Opera saat 21.00’de başlıyor. Arena’nın bulunduğu meydan, saatler öncesinden smokinli erkeklerin, şık tuvaletler giymiş kadınların istilasına uğruyor. İzleyicilerin kimi yemeğini yiyor, kimi ise içkisini yudumluyor. Yani meydandaki kahve ve lokantalarda saatler öncesinden opera heyecanı başlıyor.
Oval arenanın bir ucu sahneye dönüştürülmüş. Muhteşem dekor, sahnenin arkasındaki sıralara dizilen koro, ellerinde meşaleler tutan askerlerin görüntüsü, arenaya girenlere ilk şoku yaşatıyor.
Perde aralarında, dört bir tarafa kurulmuş mini barlarda şampanya servisi yapılıyor. Bar sayısı oldukça fazla olduğu için, önlerinde fazla kuyruk oluşmuyor. Arena’da sigara içilmesi yasak olduğu için tiryakiler, bir koşu arenanın karşısındaki kahvelere gidip, bir bardak şarap eşliğinde sigaralarını tüttürüyorlar.
İçkiler yudumlanıp, sigaralar içilirken, başlarında kasklar bulunan onlarca insan, sahnenin üstünde sütunları, heykelleri, duvarları itip, dekoru değiştiriyor.
Oyun bitince izleyicilerin çoğu, yeniden meydandaki kahveleri dolduruyor.
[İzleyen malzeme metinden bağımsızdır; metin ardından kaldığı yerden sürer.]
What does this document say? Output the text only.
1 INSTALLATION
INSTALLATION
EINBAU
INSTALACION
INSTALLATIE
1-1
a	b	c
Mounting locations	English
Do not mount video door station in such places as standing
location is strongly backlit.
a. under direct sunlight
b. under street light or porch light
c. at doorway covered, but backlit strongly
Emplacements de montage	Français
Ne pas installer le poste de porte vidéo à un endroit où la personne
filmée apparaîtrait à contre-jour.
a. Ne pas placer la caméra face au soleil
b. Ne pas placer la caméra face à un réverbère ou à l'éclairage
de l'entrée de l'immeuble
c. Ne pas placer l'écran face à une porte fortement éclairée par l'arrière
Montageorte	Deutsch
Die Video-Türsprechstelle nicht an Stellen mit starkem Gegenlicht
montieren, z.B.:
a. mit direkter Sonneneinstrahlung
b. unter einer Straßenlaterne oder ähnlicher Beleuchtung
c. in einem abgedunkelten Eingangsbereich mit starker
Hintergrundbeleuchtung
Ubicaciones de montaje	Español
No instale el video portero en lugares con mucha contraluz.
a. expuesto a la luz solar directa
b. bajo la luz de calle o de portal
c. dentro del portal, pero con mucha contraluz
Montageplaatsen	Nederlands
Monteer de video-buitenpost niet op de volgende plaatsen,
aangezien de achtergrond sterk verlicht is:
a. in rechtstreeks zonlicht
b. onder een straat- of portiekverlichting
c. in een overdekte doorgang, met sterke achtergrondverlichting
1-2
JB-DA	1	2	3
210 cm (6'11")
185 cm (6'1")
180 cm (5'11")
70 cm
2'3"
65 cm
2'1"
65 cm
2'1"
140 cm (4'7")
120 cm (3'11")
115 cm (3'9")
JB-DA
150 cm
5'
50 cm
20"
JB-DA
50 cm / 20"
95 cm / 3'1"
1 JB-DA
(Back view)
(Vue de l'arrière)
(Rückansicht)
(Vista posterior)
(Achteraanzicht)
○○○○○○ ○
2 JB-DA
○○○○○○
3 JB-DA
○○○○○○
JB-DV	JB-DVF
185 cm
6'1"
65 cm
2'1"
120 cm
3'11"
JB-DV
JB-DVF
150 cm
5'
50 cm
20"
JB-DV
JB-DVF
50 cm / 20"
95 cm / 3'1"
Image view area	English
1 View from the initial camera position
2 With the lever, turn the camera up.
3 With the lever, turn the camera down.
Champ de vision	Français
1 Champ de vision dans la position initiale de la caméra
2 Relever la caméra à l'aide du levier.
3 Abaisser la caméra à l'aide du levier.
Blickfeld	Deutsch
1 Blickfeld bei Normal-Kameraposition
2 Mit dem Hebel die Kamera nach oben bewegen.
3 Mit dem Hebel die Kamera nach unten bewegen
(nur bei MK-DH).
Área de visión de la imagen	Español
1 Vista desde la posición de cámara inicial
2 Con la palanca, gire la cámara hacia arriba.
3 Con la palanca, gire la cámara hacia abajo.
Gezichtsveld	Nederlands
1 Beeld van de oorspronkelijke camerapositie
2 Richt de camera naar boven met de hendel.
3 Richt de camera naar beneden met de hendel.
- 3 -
Oyunun kritiği yapılıyor. Arena’dan çıkan sanatçılar, kahvelerin önünden geçerken herkes ayağa kalkıp onları alkışlıyor. Tüm meydan gece yarısı alkışla inliyor.
Ben 89’uncu Verona Opera Festivali’nde Verdi’nin üç eserine bilet bulabildim: La Traviata, Nabucco ve Aida. Üçü de bir birinden muhteşemdi. Hele Nabucco Operası’nda, koronun üst üste iki kere söylediği “Zafer Marşı” beni kendimden geçirdi. Şimdi kapının önündeki tezgahtan aldığım DVD’leri dinleyerek, o günleri bir daha yaşamaya çalışıyorum.